И все равно Мэйзи Янг мне нравилась — в ней чувствовалась свобода, о которой она и не подозревала; к тому же, сидя вот так у меня в комнате, она напомнила мне Марджери из «Уоррендера Ловита». Но в ту минуту я не стала задерживаться на этом сходстве — я раздумывала над словами «Сэр Квентин требует полной откровенности». Они запали мне в голову, и, когда через несколько дней сэр Эрик дважды повторил их в своем клубе, я убедилась, что сэр Квентин Оливер уже задал тему своему оркестру из кретинов автобиографов. Но тогда, когда мы с Мэйзи сидели у меня в комнате, ее «Сэр Квентин требует...» всего лишь вызвало у меня раздражение.
— Полная откровенность — вечная ошибка среди друзей, — сказала я.
— Понимаю, что вы имеете в виду, — сказала Мэйзи. — Вы даете понять, что рады меня видеть, хотя вам и не нравится, что я к вам пришла. Для вас я всего-навсего калека и зануда.
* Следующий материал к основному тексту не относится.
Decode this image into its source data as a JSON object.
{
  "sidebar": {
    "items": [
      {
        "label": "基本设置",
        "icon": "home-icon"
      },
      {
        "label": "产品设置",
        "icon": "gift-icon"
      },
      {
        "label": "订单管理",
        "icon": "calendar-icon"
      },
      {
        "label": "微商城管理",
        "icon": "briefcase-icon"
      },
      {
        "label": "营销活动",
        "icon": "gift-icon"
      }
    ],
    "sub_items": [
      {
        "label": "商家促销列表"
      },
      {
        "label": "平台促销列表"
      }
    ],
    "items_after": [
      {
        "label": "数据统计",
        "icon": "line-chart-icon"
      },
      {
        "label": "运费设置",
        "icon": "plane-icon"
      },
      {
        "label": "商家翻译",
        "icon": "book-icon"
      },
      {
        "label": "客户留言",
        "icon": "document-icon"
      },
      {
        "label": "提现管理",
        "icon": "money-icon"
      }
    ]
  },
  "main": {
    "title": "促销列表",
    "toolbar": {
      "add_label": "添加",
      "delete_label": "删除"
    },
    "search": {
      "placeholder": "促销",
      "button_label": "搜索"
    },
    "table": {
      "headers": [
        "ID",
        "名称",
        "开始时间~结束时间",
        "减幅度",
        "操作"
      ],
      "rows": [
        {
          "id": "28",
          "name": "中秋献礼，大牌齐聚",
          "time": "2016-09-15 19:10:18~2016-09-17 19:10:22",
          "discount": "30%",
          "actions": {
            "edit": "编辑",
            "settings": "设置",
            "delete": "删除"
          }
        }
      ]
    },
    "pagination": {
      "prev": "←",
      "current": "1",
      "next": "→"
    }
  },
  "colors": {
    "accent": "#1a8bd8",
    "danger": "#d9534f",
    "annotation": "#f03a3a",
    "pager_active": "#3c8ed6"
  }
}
Я ужаснулась: не успела она отнести на собственный счет сказанную мной общую фразу, как и впрямь превратилась в жуткую зануду, притом не только на это время, но на близкое и далекое будущее, и от такого представления о будущей Мэйзи у меня внутри все оборвалось. За одно мгновение она, казалось, утратила всю свою свободу, о которой, скорее всего, так бы никогда и не догадалась. Я сказала:
— Ну, Мэйзи, ничего я такого не думала. Я говорила в общем смысле. Откровенность, как правило, эвфемизм для обозначения грубости.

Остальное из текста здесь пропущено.